One approach is called plasmonics. Photons striking small, metallic structures can create plasmons, which are oscillations of electron density in the metal. The effect can increase the scattering of light within the solar cell, giving it more of an opportunity to absorb the photons. Vivian Ferry, a postdoctoral researcher at Caltech, says her team is creating plasmons using hemispheric bumps on the contacts of a 90-µm-thick solar cell made of hydrogenated amorphous silicon. Ferry says the nanostructured device produces 15 percent more current than a commercially produced, randomly textured solar cell.

Another nanophotonics trick in the works is using photonic crystals to construct reflectors. Photonic crystals are periodic structures with features smaller than the wavelength of the light they are designed to deal with.

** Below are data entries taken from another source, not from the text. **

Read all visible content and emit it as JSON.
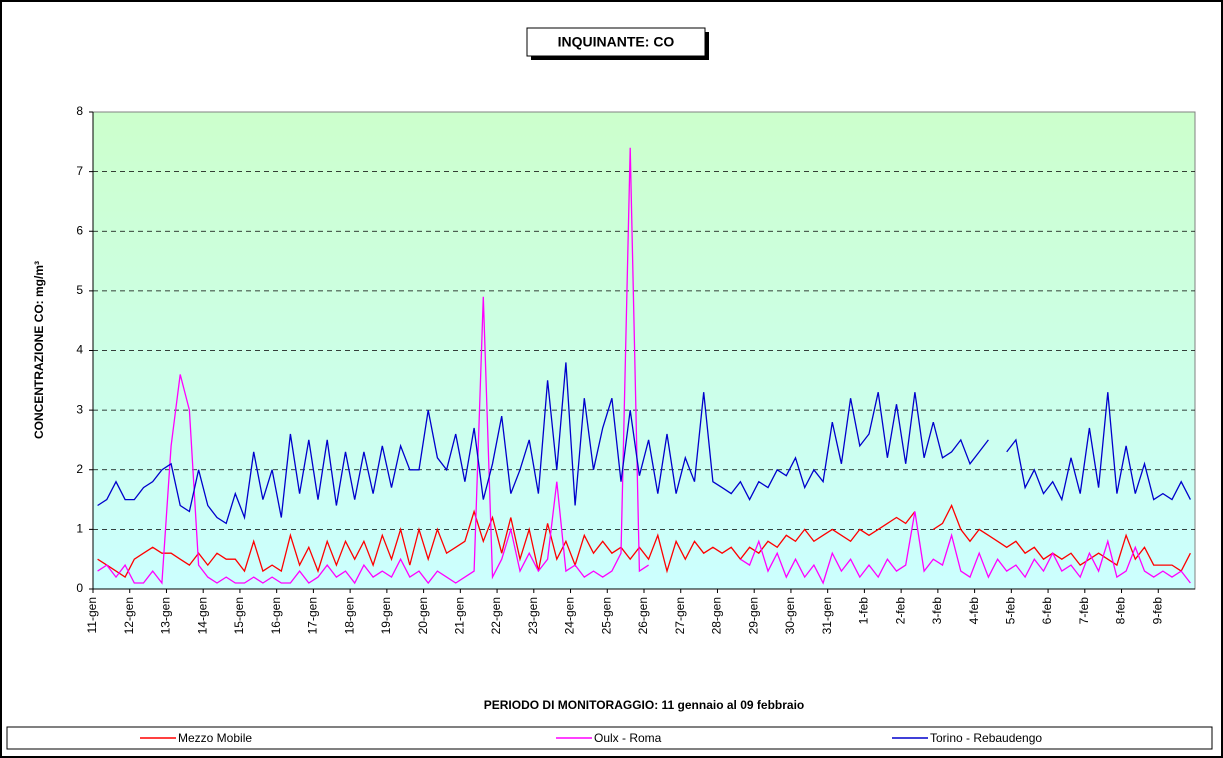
{
  "chart_data": {
    "type": "line",
    "title": "INQUINANTE: CO",
    "x_label": "PERIODO DI MONITORAGGIO: 11 gennaio al 09 febbraio",
    "y_label": "CONCENTRAZIONE CO: mg/m³",
    "ylim": [
      0,
      8
    ],
    "yticks": [
      0,
      1,
      2,
      3,
      4,
      5,
      6,
      7,
      8
    ],
    "grid": true,
    "legend": "bottom",
    "categories": [
      "11-gen",
      null,
      null,
      null,
      "12-gen",
      null,
      null,
      null,
      "13-gen",
      null,
      null,
      null,
      "14-gen",
      null,
      null,
      null,
      "15-gen",
      null,
      null,
      null,
      "16-gen",
      null,
      null,
      null,
      "17-gen",
      null,
      null,
      null,
      "18-gen",
      null,
      null,
      null,
      "19-gen",
      null,
      null,
      null,
      "20-gen",
      null,
      null,
      null,
      "21-gen",
      null,
      null,
      null,
      "22-gen",
      null,
      null,
      null,
      "23-gen",
      null,
      null,
      null,
      "24-gen",
      null,
      null,
      null,
      "25-gen",
      null,
      null,
      null,
      "26-gen",
      null,
      null,
      null,
      "27-gen",
      null,
      null,
      null,
      "28-gen",
      null,
      null,
      null,
      "29-gen",
      null,
      null,
      null,
      "30-gen",
      null,
      null,
      null,
      "31-gen",
      null,
      null,
      null,
      "1-feb",
      null,
      null,
      null,
      "2-feb",
      null,
      null,
      null,
      "3-feb",
      null,
      null,
      null,
      "4-feb",
      null,
      null,
      null,
      "5-feb",
      null,
      null,
      null,
      "6-feb",
      null,
      null,
      null,
      "7-feb",
      null,
      null,
      null,
      "8-feb",
      null,
      null,
      null,
      "9-feb",
      null,
      null,
      null
    ],
    "series": [
      {
        "name": "Mezzo Mobile",
        "color": "#ff0000",
        "values": [
          0.5,
          0.4,
          0.3,
          0.2,
          0.5,
          0.6,
          0.7,
          0.6,
          0.6,
          0.5,
          0.4,
          0.6,
          0.4,
          0.6,
          0.5,
          0.5,
          0.3,
          0.8,
          0.3,
          0.4,
          0.3,
          0.9,
          0.4,
          0.7,
          0.3,
          0.8,
          0.4,
          0.8,
          0.5,
          0.8,
          0.4,
          0.9,
          0.5,
          1.0,
          0.4,
          1.0,
          0.5,
          1.0,
          0.6,
          0.7,
          0.8,
          1.3,
          0.8,
          1.2,
          0.6,
          1.2,
          0.5,
          1.0,
          0.3,
          1.1,
          0.5,
          0.8,
          0.4,
          0.9,
          0.6,
          0.8,
          0.6,
          0.7,
          0.5,
          0.7,
          0.5,
          0.9,
          0.3,
          0.8,
          0.5,
          0.8,
          0.6,
          0.7,
          0.6,
          0.7,
          0.5,
          0.7,
          0.6,
          0.8,
          0.7,
          0.9,
          0.8,
          1.0,
          0.8,
          0.9,
          1.0,
          0.9,
          0.8,
          1.0,
          0.9,
          1.0,
          1.1,
          1.2,
          1.1,
          1.3,
          null,
          1.0,
          1.1,
          1.4,
          1.0,
          0.8,
          1.0,
          0.9,
          0.8,
          0.7,
          0.8,
          0.6,
          0.7,
          0.5,
          0.6,
          0.5,
          0.6,
          0.4,
          0.5,
          0.6,
          0.5,
          0.4,
          0.9,
          0.5,
          0.7,
          0.4,
          0.4,
          0.4,
          0.3,
          0.6
        ]
      },
      {
        "name": "Oulx - Roma",
        "color": "#ff00ff",
        "values": [
          0.3,
          0.4,
          0.2,
          0.4,
          0.1,
          0.1,
          0.3,
          0.1,
          2.4,
          3.6,
          3.0,
          0.4,
          0.2,
          0.1,
          0.2,
          0.1,
          0.1,
          0.2,
          0.1,
          0.2,
          0.1,
          0.1,
          0.3,
          0.1,
          0.2,
          0.4,
          0.2,
          0.3,
          0.1,
          0.4,
          0.2,
          0.3,
          0.2,
          0.5,
          0.2,
          0.3,
          0.1,
          0.3,
          0.2,
          0.1,
          0.2,
          0.3,
          4.9,
          0.2,
          0.5,
          1.0,
          0.3,
          0.6,
          0.3,
          0.5,
          1.8,
          0.3,
          0.4,
          0.2,
          0.3,
          0.2,
          0.3,
          0.6,
          7.4,
          0.3,
          0.4,
          null,
          null,
          null,
          null,
          null,
          null,
          null,
          null,
          null,
          0.5,
          0.4,
          0.8,
          0.3,
          0.6,
          0.2,
          0.5,
          0.2,
          0.4,
          0.1,
          0.6,
          0.3,
          0.5,
          0.2,
          0.4,
          0.2,
          0.5,
          0.3,
          0.4,
          1.3,
          0.3,
          0.5,
          0.4,
          0.9,
          0.3,
          0.2,
          0.6,
          0.2,
          0.5,
          0.3,
          0.4,
          0.2,
          0.5,
          0.3,
          0.6,
          0.3,
          0.4,
          0.2,
          0.6,
          0.3,
          0.8,
          0.2,
          0.3,
          0.7,
          0.3,
          0.2,
          0.3,
          0.2,
          0.3,
          0.1
        ]
      },
      {
        "name": "Torino - Rebaudengo",
        "color": "#0000cc",
        "values": [
          1.4,
          1.5,
          1.8,
          1.5,
          1.5,
          1.7,
          1.8,
          2.0,
          2.1,
          1.4,
          1.3,
          2.0,
          1.4,
          1.2,
          1.1,
          1.6,
          1.2,
          2.3,
          1.5,
          2.0,
          1.2,
          2.6,
          1.6,
          2.5,
          1.5,
          2.5,
          1.4,
          2.3,
          1.5,
          2.3,
          1.6,
          2.4,
          1.7,
          2.4,
          2.0,
          2.0,
          3.0,
          2.2,
          2.0,
          2.6,
          1.8,
          2.7,
          1.5,
          2.1,
          2.9,
          1.6,
          2.0,
          2.5,
          1.6,
          3.5,
          2.0,
          3.8,
          1.4,
          3.2,
          2.0,
          2.7,
          3.2,
          1.8,
          3.0,
          1.9,
          2.5,
          1.6,
          2.6,
          1.6,
          2.2,
          1.8,
          3.3,
          1.8,
          1.7,
          1.6,
          1.8,
          1.5,
          1.8,
          1.7,
          2.0,
          1.9,
          2.2,
          1.7,
          2.0,
          1.8,
          2.8,
          2.1,
          3.2,
          2.4,
          2.6,
          3.3,
          2.2,
          3.1,
          2.1,
          3.3,
          2.2,
          2.8,
          2.2,
          2.3,
          2.5,
          2.1,
          2.3,
          2.5,
          null,
          2.3,
          2.5,
          1.7,
          2.0,
          1.6,
          1.8,
          1.5,
          2.2,
          1.6,
          2.7,
          1.7,
          3.3,
          1.6,
          2.4,
          1.6,
          2.1,
          1.5,
          1.6,
          1.5,
          1.8,
          1.5
        ]
      }
    ]
  }
}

Miro Zeman, who heads the photonics materials and devices group at Delft University of Technology, in the Netherlands, says his lab has built photonic crystal reflectors at both the back of the cell and in the middle. The reflectors force light to bounce around inside the silicon, increasing the chances that it will be turned into electricity.

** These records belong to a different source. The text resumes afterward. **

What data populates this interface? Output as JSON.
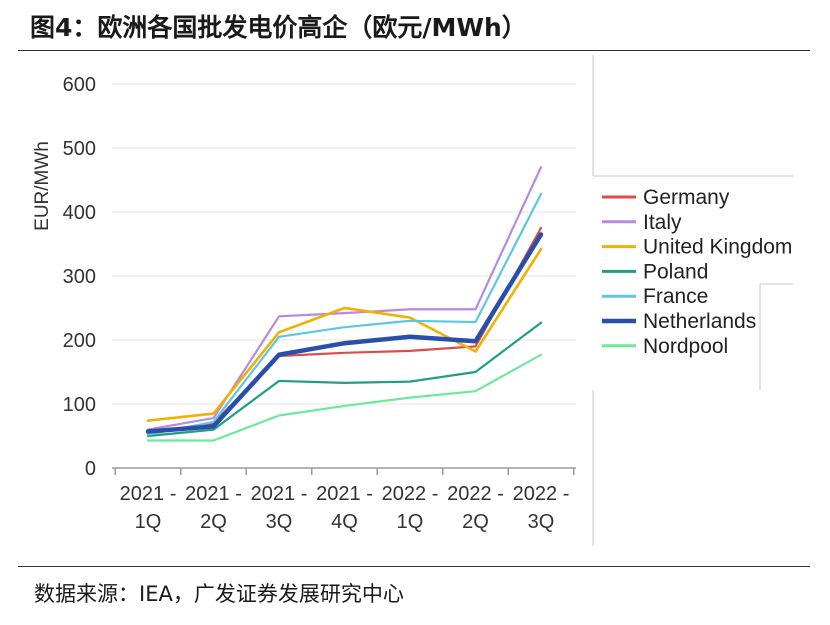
{
  "figure": {
    "title": "图4：欧洲各国批发电价高企（欧元/MWh）",
    "source": "数据来源：IEA，广发证券发展研究中心"
  },
  "chart_data": {
    "type": "line",
    "ylabel": "EUR/MWh",
    "xlabel": "",
    "ylim": [
      0,
      600
    ],
    "yticks": [
      0,
      100,
      200,
      300,
      400,
      500,
      600
    ],
    "grid": true,
    "legend_position": "right",
    "categories": [
      [
        "2021 -",
        "1Q"
      ],
      [
        "2021 -",
        "2Q"
      ],
      [
        "2021 -",
        "3Q"
      ],
      [
        "2021 -",
        "4Q"
      ],
      [
        "2022 -",
        "1Q"
      ],
      [
        "2022 -",
        "2Q"
      ],
      [
        "2022 -",
        "3Q"
      ]
    ],
    "series": [
      {
        "name": "Germany",
        "color": "#e04a4a",
        "width": 2.2,
        "values": [
          55,
          70,
          175,
          180,
          183,
          190,
          375
        ]
      },
      {
        "name": "Italy",
        "color": "#b889e0",
        "width": 2.2,
        "values": [
          60,
          78,
          237,
          242,
          248,
          248,
          470
        ]
      },
      {
        "name": "United Kingdom",
        "color": "#f2b000",
        "width": 2.6,
        "values": [
          74,
          85,
          212,
          250,
          235,
          182,
          342
        ]
      },
      {
        "name": "Poland",
        "color": "#1f9e83",
        "width": 2.2,
        "values": [
          50,
          60,
          136,
          133,
          135,
          150,
          227
        ]
      },
      {
        "name": "France",
        "color": "#5cc7e4",
        "width": 2.2,
        "values": [
          52,
          72,
          205,
          220,
          230,
          228,
          428
        ]
      },
      {
        "name": "Netherlands",
        "color": "#2a4faa",
        "width": 4.5,
        "values": [
          57,
          65,
          177,
          195,
          205,
          198,
          365
        ]
      },
      {
        "name": "Nordpool",
        "color": "#6ee99a",
        "width": 2.2,
        "values": [
          43,
          43,
          82,
          97,
          110,
          120,
          177
        ]
      }
    ]
  }
}
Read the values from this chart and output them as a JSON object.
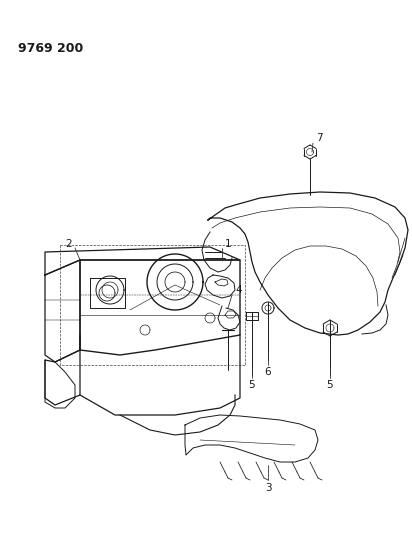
{
  "title": "9769 200",
  "background_color": "#ffffff",
  "line_color": "#1a1a1a",
  "title_fontsize": 9,
  "fig_width": 4.12,
  "fig_height": 5.33,
  "dpi": 100
}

Another photonic crystal scheme would use the structures in a 1-µm-thick layer of crystalline silicon. According to Ounsi El Daif, a researcher at Imec in Leuven, Belgium, the photonic crystal layer can then be joined to an amorphous silicon layer. Because the film is so thin, "traditional texturing techniques cannot really work in this case," El Daif says. Theoretically, he says, such a photonic crystal could increase photon absorption by 37 percent.

These technologies are still years from being commercial products, Fan says. But they might be worth the wait.